In deze zaak heeft eiser, geboren op 15 september 1984 en lijdend aan de ziekte van Duchenne, beroep ingesteld tegen een besluit van het college van burgemeester en wethouders van de gemeente Vlissingen. Dit besluit, genomen op 24 januari 2013, betrof de afwijzing van eisers aanvraag voor een rolstoeltaxivervoer in het kader van de Wet maatschappelijke ondersteuning (Wmo). Eiser is volledig zorg- en rolstoelafhankelijk en woont in een AWBZ-instelling. Hij heeft een aanvraag ingediend voor een nieuwe rolstoelbus, maar het college heeft deze aanvraag afgewezen, omdat eiser gebruik kan maken van collectief vervoer in de vorm van rolstoeltaxivervoer.

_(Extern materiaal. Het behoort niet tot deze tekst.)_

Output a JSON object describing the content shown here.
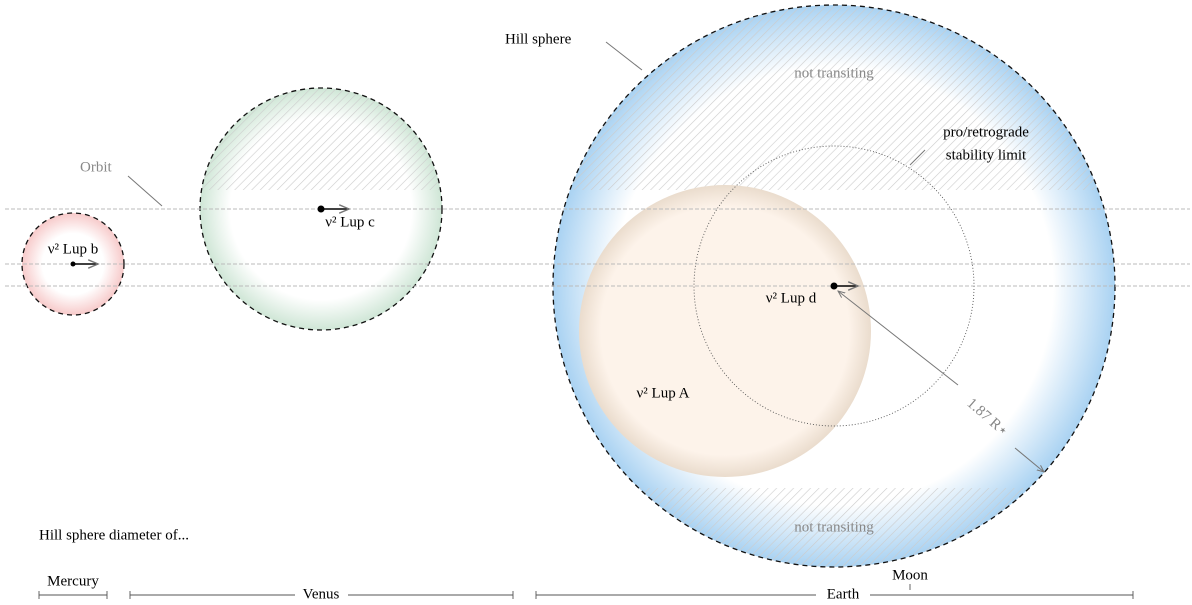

Tijdens de zitting op 4 november 2013 heeft eiser, bijgestaan door zijn ouders en gemachtigde, zijn bezwaren tegen het besluit toegelicht. Eiser heeft aangevoerd dat het collectief vervoer niet voldoet aan zijn specifieke behoeften, vooral omdat hij altijd deskundige begeleiding nodig heeft en zijn hobby, het vliegen met modelvliegtuigen, niet kan uitoefenen met het collectieve vervoer. De rechtbank heeft vastgesteld dat het college onvoldoende rekening heeft gehouden met de bijzondere omstandigheden van eisers situatie en de extra beperkingen die het collectief vervoer met zich meebrengt.
De rechtbank heeft geoordeeld dat de afwijzing van de aanvraag voor een rolstoeltaxivervoer niet in stand kan blijven, omdat deze in strijd is met artikel 15 van de Verordening. Bovendien heeft de rechtbank vastgesteld dat het college ten onrechte niet heeft overwogen of er aanleiding was voor toepassing van de hardheidsclausule. De rechtbank heeft het bestreden besluit vernietigd en de gevraagde vervoersvoorziening toegekend, waarbij het college is veroordeeld tot vergoeding van het griffierecht en de proceskosten van eiser.